In response to venue closures in March, the Frankston Arts Centre moved swiftly to curate a digital series for patrons to enjoy from the comfort and safety of home. Ranging from live music, to Daytime Music + Theatre, to virtual art exhibitions and creative participation opportunities, the program continues to bring audiences together despite our social distancing.
“It was extremely important for us to stay connected. Audiences, the community and artists are the beating heart of the centre and we wanted to keep the energy alive,” explains Head of Programming at the Frankston Arts Centre, Tammy Ryan.
“The moment the centre closed we swiftly adapted some of our upcoming programs and continued to work hard to present new, engaging opportunities.”
In late April, thousands of people enjoyed a performance by peninsula-based singer and songwriter Cam Tapp, live-streamed on Facebook at a time when viewers were only in the early stages of missing the live music scene. Having established a loyal following of fans on social media by steaming performances from his lounge room, Tapp was excited to be the first artist invited to live stream from the Theatre in the history of Frankston Arts Centre saying it was a “a surreal and haunting experience”.
There were many comments by viewers musing about the joy of listening to live-music and how good it felt to connect with others via music, even if the audience were all in their own homes. “The Arts connects people and creates opportunities for shared experiences. In a time of crisis that seeks to separate us, these experiences become crucial,” Ryan said.
The second event in the FAC Digital Series was a Daytime + Music Theatre performance of Kings of the High C, live-streamed from the Arts Centre Theatre via Facebook and YouTube. Starring the incredible voices of Roy Best, Alison Jones and Chris McKenna, Kings of the High C features the hit songs of Pavarotti, Placido Domingo and Carreras. Since the performance premiered in mid-May, several thousand people have enjoyed it at home with many expressing sincere gratitude for having the opportunity to engage in music theatre at home.
For many, the true joy of attending the theatre is in the shared experience with other audience members. Chris McKenna reflects on this after his recent live-streamed performance in the empty FAC Theatre. “It was a wonderfully weird experience. To walk out to three cameras instead of 700 smiling patrons you need a different mindset. We had to create our own energy, as a lot of the time energy bounces up onto the stage from a live audience.”

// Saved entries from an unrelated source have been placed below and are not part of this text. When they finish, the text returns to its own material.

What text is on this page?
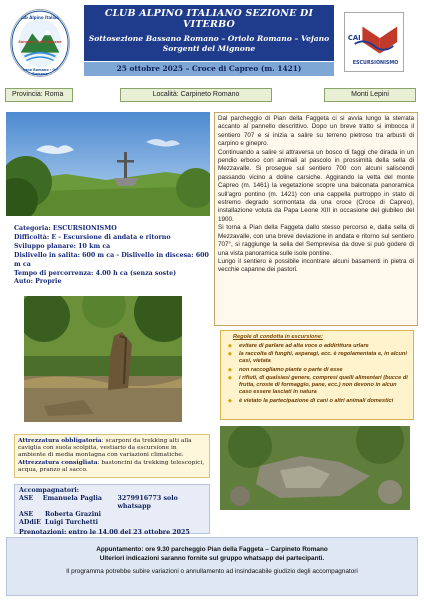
Club Alpino Italiano
Sorgenti del Mignone
Bassano Romano - Oriolo Romano
CLUB ALPINO ITALIANO SEZIONE DI VITERBO
Sottosezione Bassano Romano – Oriolo Romano – Vejano
Sorgenti del Mignone
CAI
ESCURSIONISMO
25 ottobre 2025 – Croce di Capreo (m. 1421)
Provincia: Roma	Località: Carpineto Romano	Monti Lepini

Dal parcheggio di Pian della Faggeta ci si avvia lungo la sterrata accanto al pannello descrittivo. Dopo un breve tratto si imbocca il sentiero 707 e si inizia a salire su terreno pietroso tra arbusti di carpino e ginepro.

Continuando a salire si attraversa un bosco di faggi che dirada in un pendio erboso con animali al pascolo in prossimità della sella di Mezzavalle. Si prosegue sul sentiero 700 con alcuni saliscendi passando vicino a doline carsiche. Aggirando la vetta del monte Capreo (m. 1461) la vegetazione scopre una balconata panoramica sull'agro pontino (m. 1421) con una cappella purtroppo in stato di estremo degrado sormontata da una croce (Croce di Capreo), installazione voluta da Papa Leone XIII in occasione del giubileo del 1900.

Si torna a Pian della Faggeta dallo stesso percorso e, dalla sella di Mezzavalle, con una breve deviazione in andata e ritorno sul sentiero 707°, si raggiunge la sella del Semprevisa da dove si può godere di una vista panoramica sulle isole pontine.

Lungo il sentiero è possibile incontrare alcuni basamenti in pietra di vecchie capanne dei pastori.

Categoria: ESCURSIONISMO
Difficoltà: E - Escursione di andata e ritorno
Sviluppo planare: 10 km ca
Dislivello in salita: 600 m ca - Dislivello in discesa: 600 m ca
Tempo di percorrenza: 4.00 h ca (senza soste)
Auto: Proprie
Regole di condotta in escursione:
◆ evitare di parlare ad alta voce o addirittura urlare
◆ la raccolta di funghi, asparagi, ecc. è regolamentata e, in alcuni casi, vietata
◆ non raccogliamo piante o parte di esse
◆ i rifiuti, di qualsiasi genere, compresi quelli alimentari (bucce di frutta, croste di formaggio, pane, ecc.) non devono in alcun caso essere lasciati in natura
◆ è vietato la partecipazione di cani o altri animali domestici
Attrezzatura obbligatoria: scarponi da trekking alti alla caviglia con suola scolpita, vestiario da escursione in ambiente di media montagna con variazioni climatiche.
Attrezzatura consigliata: bastoncini da trekking telescopici, acqua, pranzo al sacco.
Accompagnatori:
ASE	Emanuela Paglia	3279916773 solo whatsapp
ASE	Roberta Grazini
ADdiE Luigi Turchetti
Prenotazioni: entro le 14.00 del 23 ottobre 2025
Appuntamento: ore 9.30 parcheggio Pian della Faggeta – Carpineto Romano
Ulteriori indicazioni saranno fornite sul gruppo whatsapp dei partecipanti.
Il programma potrebbe subire variazioni o annullamento ad insindacabile giudizio degli accompagnatori
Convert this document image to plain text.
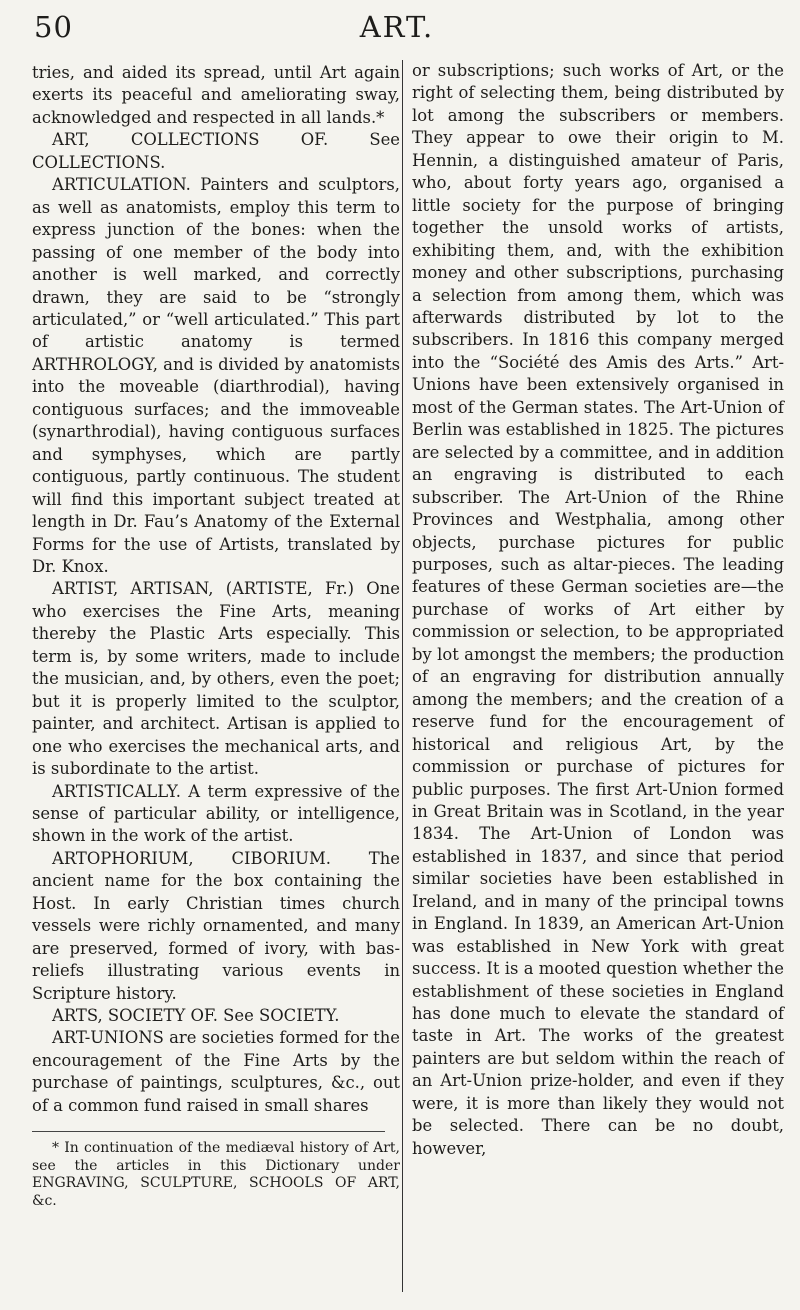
50	ART.

tries, and aided its spread, until Art again exerts its peaceful and ameliorating sway, acknowledged and respected in all lands.*

ART, COLLECTIONS OF. See COLLECTIONS.

ARTICULATION. Painters and sculptors, as well as anatomists, employ this term to express junction of the bones: when the passing of one member of the body into another is well marked, and correctly drawn, they are said to be “strongly articulated,” or “well articulated.” This part of artistic anatomy is termed ARTHROLOGY, and is divided by anatomists into the moveable (diarthrodial), having contiguous surfaces; and the immoveable (synarthrodial), having contiguous surfaces and symphyses, which are partly contiguous, partly continuous. The student will find this important subject treated at length in Dr. Fau’s Anatomy of the External Forms for the use of Artists, translated by Dr. Knox.

ARTIST, ARTISAN, (ARTISTE, Fr.) One who exercises the Fine Arts, meaning thereby the Plastic Arts especially. This term is, by some writers, made to include the musician, and, by others, even the poet; but it is properly limited to the sculptor, painter, and architect. Artisan is applied to one who exercises the mechanical arts, and is subordinate to the artist.

ARTISTICALLY. A term expressive of the sense of particular ability, or intelligence, shown in the work of the artist.

ARTOPHORIUM, CIBORIUM. The ancient name for the box containing the Host. In early Christian times church vessels were richly ornamented, and many are preserved, formed of ivory, with bas-reliefs illustrating various events in Scripture history.

ARTS, SOCIETY OF. See SOCIETY.

ART-UNIONS are societies formed for the encouragement of the Fine Arts by the purchase of paintings, sculptures, &c., out of a common fund raised in small shares

* In continuation of the mediæval history of Art, see the articles in this Dictionary under ENGRAVING, SCULPTURE, SCHOOLS OF ART, &c.

or subscriptions; such works of Art, or the right of selecting them, being distributed by lot among the subscribers or members. They appear to owe their origin to M. Hennin, a distinguished amateur of Paris, who, about forty years ago, organised a little society for the purpose of bringing together the unsold works of artists, exhibiting them, and, with the exhibition money and other subscriptions, purchasing a selection from among them, which was afterwards distributed by lot to the subscribers. In 1816 this company merged into the “Société des Amis des Arts.” Art-Unions have been extensively organised in most of the German states. The Art-Union of Berlin was established in 1825. The pictures are selected by a committee, and in addition an engraving is distributed to each subscriber. The Art-Union of the Rhine Provinces and Westphalia, among other objects, purchase pictures for public purposes, such as altar-pieces. The leading features of these German societies are—the purchase of works of Art either by commission or selection, to be appropriated by lot amongst the members; the production of an engraving for distribution annually among the members; and the creation of a reserve fund for the encouragement of historical and religious Art, by the commission or purchase of pictures for public purposes. The first Art-Union formed in Great Britain was in Scotland, in the year 1834. The Art-Union of London was established in 1837, and since that period similar societies have been established in Ireland, and in many of the principal towns in England. In 1839, an American Art-Union was established in New York with great success. It is a mooted question whether the establishment of these societies in England has done much to elevate the standard of taste in Art. The works of the greatest painters are but seldom within the reach of an Art-Union prize-holder, and even if they were, it is more than likely they would not be selected. There can be no doubt, however,
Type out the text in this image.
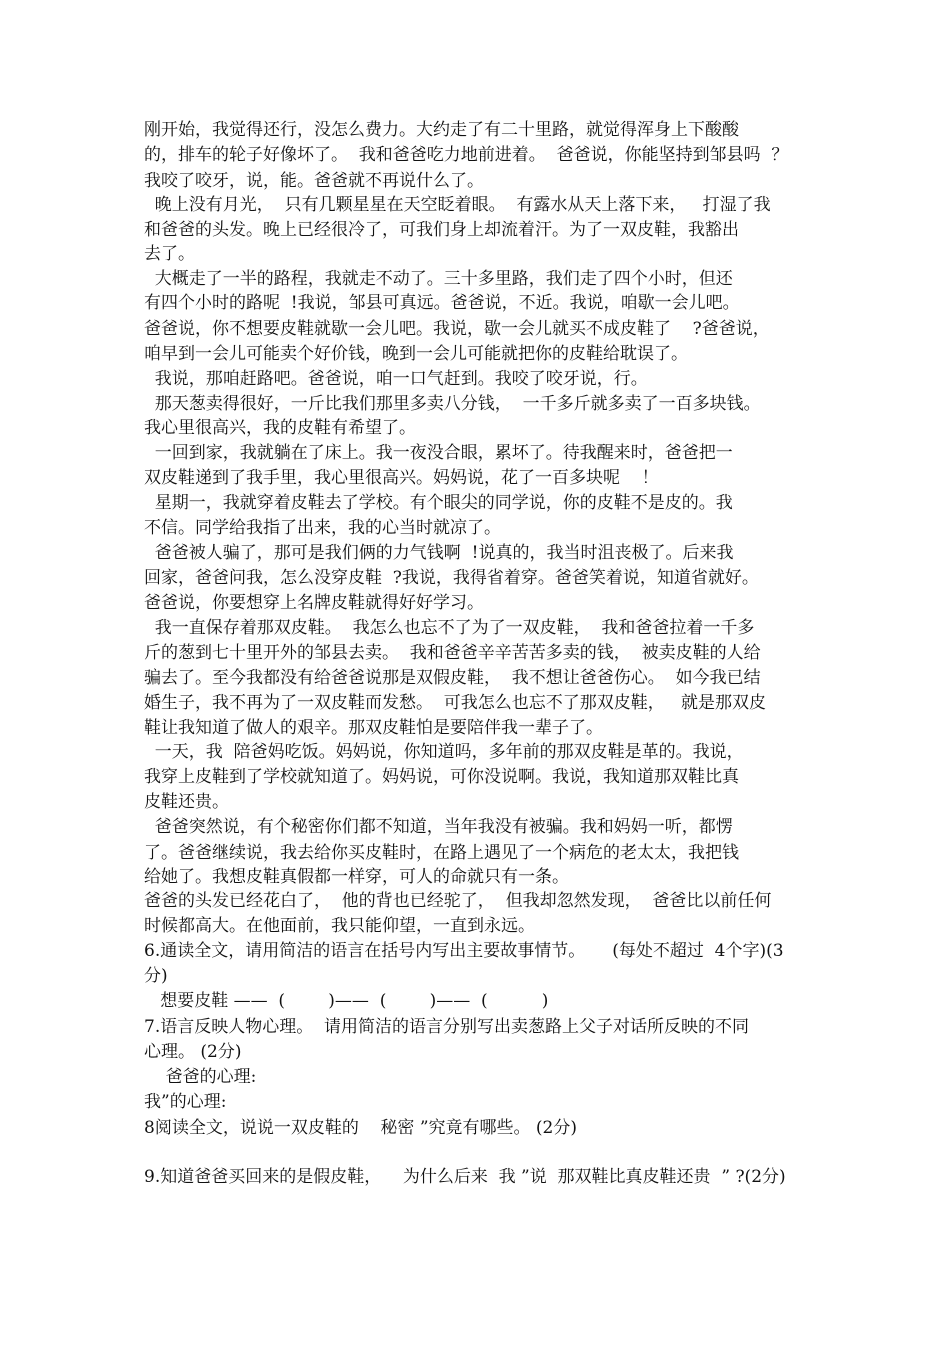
刚开始，我觉得还行，没怎么费力。大约走了有二十里路，就觉得浑身上下酸酸
的，排车的轮子好像坏了。  我和爸爸吃力地前进着。  爸爸说，你能坚持到邹县吗  ？
我咬了咬牙，说，能。爸爸就不再说什么了。
晚上没有月光，  只有几颗星星在天空眨着眼。  有露水从天上落下来，   打湿了我
和爸爸的头发。晚上已经很冷了，可我们身上却流着汗。为了一双皮鞋，我豁出
去了。
大概走了一半的路程，我就走不动了。三十多里路，我们走了四个小时，但还
有四个小时的路呢  !我说，邹县可真远。爸爸说，不近。我说，咱歇一会儿吧。
爸爸说，你不想要皮鞋就歇一会儿吧。我说，歇一会儿就买不成皮鞋了    ?爸爸说，
咱早到一会儿可能卖个好价钱，晚到一会儿可能就把你的皮鞋给耽误了。
我说，那咱赶路吧。爸爸说，咱一口气赶到。我咬了咬牙说，行。
那天葱卖得很好，一斤比我们那里多卖八分钱，  一千多斤就多卖了一百多块钱。
我心里很高兴，我的皮鞋有希望了。
一回到家，我就躺在了床上。我一夜没合眼，累坏了。待我醒来时，爸爸把一
双皮鞋递到了我手里，我心里很高兴。妈妈说，花了一百多块呢    ！
星期一，我就穿着皮鞋去了学校。有个眼尖的同学说，你的皮鞋不是皮的。我
不信。同学给我指了出来，我的心当时就凉了。
爸爸被人骗了，那可是我们俩的力气钱啊  !说真的，我当时沮丧极了。后来我
回家，爸爸问我，怎么没穿皮鞋  ?我说，我得省着穿。爸爸笑着说，知道省就好。
爸爸说，你要想穿上名牌皮鞋就得好好学习。
我一直保存着那双皮鞋。  我怎么也忘不了为了一双皮鞋，  我和爸爸拉着一千多
斤的葱到七十里开外的邹县去卖。  我和爸爸辛辛苦苦多卖的钱，  被卖皮鞋的人给
骗去了。至今我都没有给爸爸说那是双假皮鞋，  我不想让爸爸伤心。  如今我已结
婚生子，我不再为了一双皮鞋而发愁。  可我怎么也忘不了那双皮鞋，   就是那双皮
鞋让我知道了做人的艰辛。那双皮鞋怕是要陪伴我一辈子了。
一天，我  陪爸妈吃饭。妈妈说，你知道吗，多年前的那双皮鞋是革的。我说，
我穿上皮鞋到了学校就知道了。妈妈说，可你没说啊。我说，我知道那双鞋比真
皮鞋还贵。
爸爸突然说，有个秘密你们都不知道，当年我没有被骗。我和妈妈一听，都愣
了。爸爸继续说，我去给你买皮鞋时，在路上遇见了一个病危的老太太，我把钱
给她了。我想皮鞋真假都一样穿，可人的命就只有一条。
爸爸的头发已经花白了，  他的背也已经驼了，  但我却忽然发现，  爸爸比以前任何
时候都高大。在他面前，我只能仰望，一直到永远。
6.通读全文，请用简洁的语言在括号内写出主要故事情节。     (每处不超过  4个字)(3
分)
想要皮鞋 ——  (        )——  (        )——  (          )
7.语言反映人物心理。  请用简洁的语言分别写出卖葱路上父子对话所反映的不同
心理。 (2分)
爸爸的心理:
我”的心理:
8阅读全文，说说一双皮鞋的    秘密 ”究竟有哪些。 (2分)
9.知道爸爸买回来的是假皮鞋，    为什么后来  我 ”说  那双鞋比真皮鞋还贵  ” ?(2分)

Daytime Music + Theatre is well received and loved by the older generations, many of whom were feeling especially isolated in order to protect their health. It was important to the FAC team to be inclusive in offering online performances to as many in the community as possible, leading them to send copies of the performance to aged care facilities in the Frankston municipality. The positive health benefits of reminiscing when listening to music are numerous, with many aged care residents loving the opportunity to see a show in the comfort of the home.
Upcoming in the FAC Digital Series is a First Nation’s music performance timed to coincide with the original dates of NAIDOC week. The FAC will livestream A Musical Reconciliation by Spirit Lines on Thursday 9 July, 7.30pm via Facebook Live and YouTube. Spirit Lines features Indigenous Australian Mutti Mutti singer, songwriter Uncle Kutcha Edwards, three-time Latin Grammy guitarist Daniel Jauregui, plus Anglo-Brazilian percussionist and scholar Adrian Hearn. Their musical collaboration explores the reconciliation of ancestral lines in the spirit of hope.
Frankston City Council Mayor, Sandra Mayer, encouraged the community to join her and watch the show from the comfort of their homes.
“It is wonderful that the Arts Centre has made this inspiring act available to the community,” Cr Mayer said.
“Music is one of my passions and I’m looking forward to tuning in for a great performance which shares a very important reconciliation message.”
Making the arts accessible at home to people of all ages, the FAC also released several online creative opportunities since March including the I Heart Portrait Prize for kids and its virtual exhibition, the Stories at the End of the Line short story call-out resulting in a published anthology and an exhibition in 2021. Both of these opportunities resulted in hundreds of submissions, proving that the local community is vibrant and includes active lovers of the arts.
Ryan encourages the community to stay engaged with the arts whilst we are slowly heading back out to a less-isolated world. “We can’t wait to welcome audiences and performers back to the centre, but in the meantime we hope that you stay connected and reap the rewards of FAC’s digital arts and culture experiences.”